Heart Attack Risk is Age-Related, but Aging Also Makes Treatments Less Effective
Aging makes everything worse. Its mechanisms of damage and consequence degrade tissue function to the point of catastrophic failure, as in a heart attack. That same damage also makes the immediate consequence of a heart attack worse, and reduces regenerative capacity and the ability to respond to therapies. All in all degenerative aging is an unpleasant business, lacking an upside. The right way forward is to periodically repair the damage before it reaches a pathological level, rather than working on ways to mitigate the consequences of a sizable burden of damage.
Aging elevates the susceptibility of the heart to ischemia and myocardial infarction (MI): over 50% of ischemic heart diseases occur in people older than 70s. Cardiac contractility declines suddenly in post-ischemia infarction, which can induce heart failure and even cause death. The EF and FS drop significantly in response to cardiac stress in advanced age, which is implicated by the progressive degeneration and reduction in cardiac myocytes. Beside changes in cellular level, a number of molecular alternation contribute to age related stress intolerance, including Ca2+ handling impairment, mitochondrial dysfunction, free radical accumulation, and alteration of myosin protein expression. Recently, the crucial role of epigenetic alteration in the cardiac aging process has attracted much attention.
The therapeutic effect of ischemic cardiac dysfunction varies in old patients. Patients older than 80 have worse survival rate than 70-year-old patients after cardiac ischemic therapy, but the survival rate for patients who undergo coronary artery bypass grafting is not affected by age. Early intervention for aging patients with ischemic heart disease will decrease the mortality rate. The difference in therapeutic effects between the aged and young groups also existed following cell therapies.
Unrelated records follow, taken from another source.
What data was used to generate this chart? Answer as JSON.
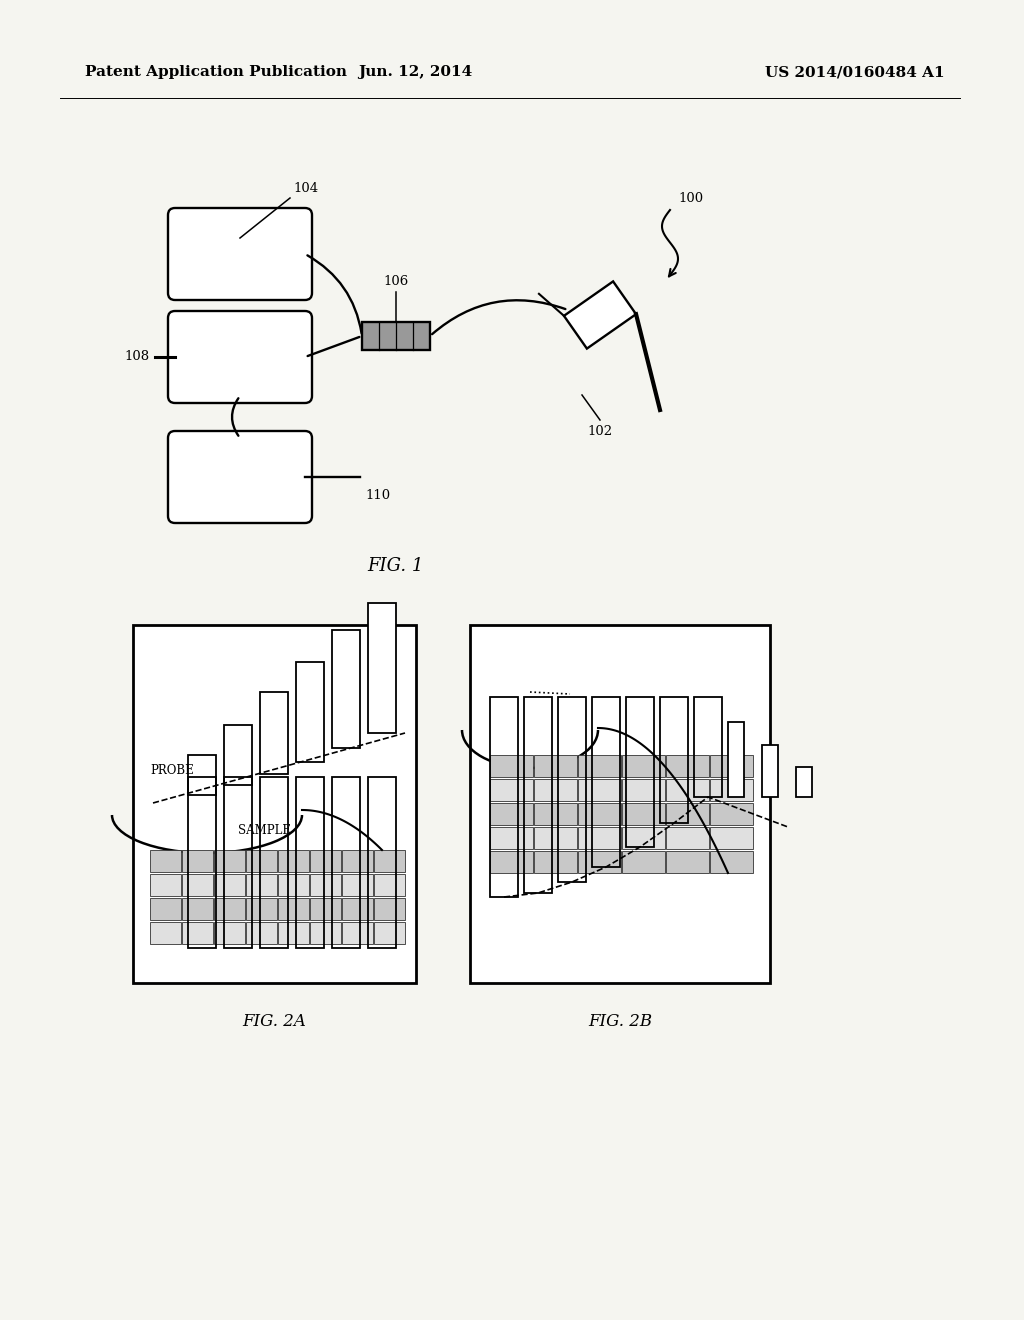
{
  "bg_color": "#f5f5f0",
  "header_left": "Patent Application Publication",
  "header_center": "Jun. 12, 2014",
  "header_right": "US 2014/0160484 A1",
  "fig1_label": "FIG. 1",
  "fig2a_label": "FIG. 2A",
  "fig2b_label": "FIG. 2B",
  "label_100": "100",
  "label_102": "102",
  "label_104": "104",
  "label_106": "106",
  "label_108": "108",
  "label_110": "110",
  "probe_text": "PROBE",
  "sample_text": "SAMPLE"
}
Aged mice with cardiac injuries that underwent cardiosphere-derived cell (CDCs) transplantation showed no improvement in cardiac function, while cardiac function was improved in the young.
Furthermore, the results of cardiac regeneration therapy for aging people is still in a matter of debate. The effectiveness of stem cell therapies is always influenced by aging-related environmental changes. For example, ageing-induced low grade systematic inflammation cause poor survival rate of injected stem cells. Similarly, stem cell-derived exosome therapies are also largely limited by recipient cell senescence which causes a deteriorated cell proliferation ability and a weaken cardiac myocyte performance.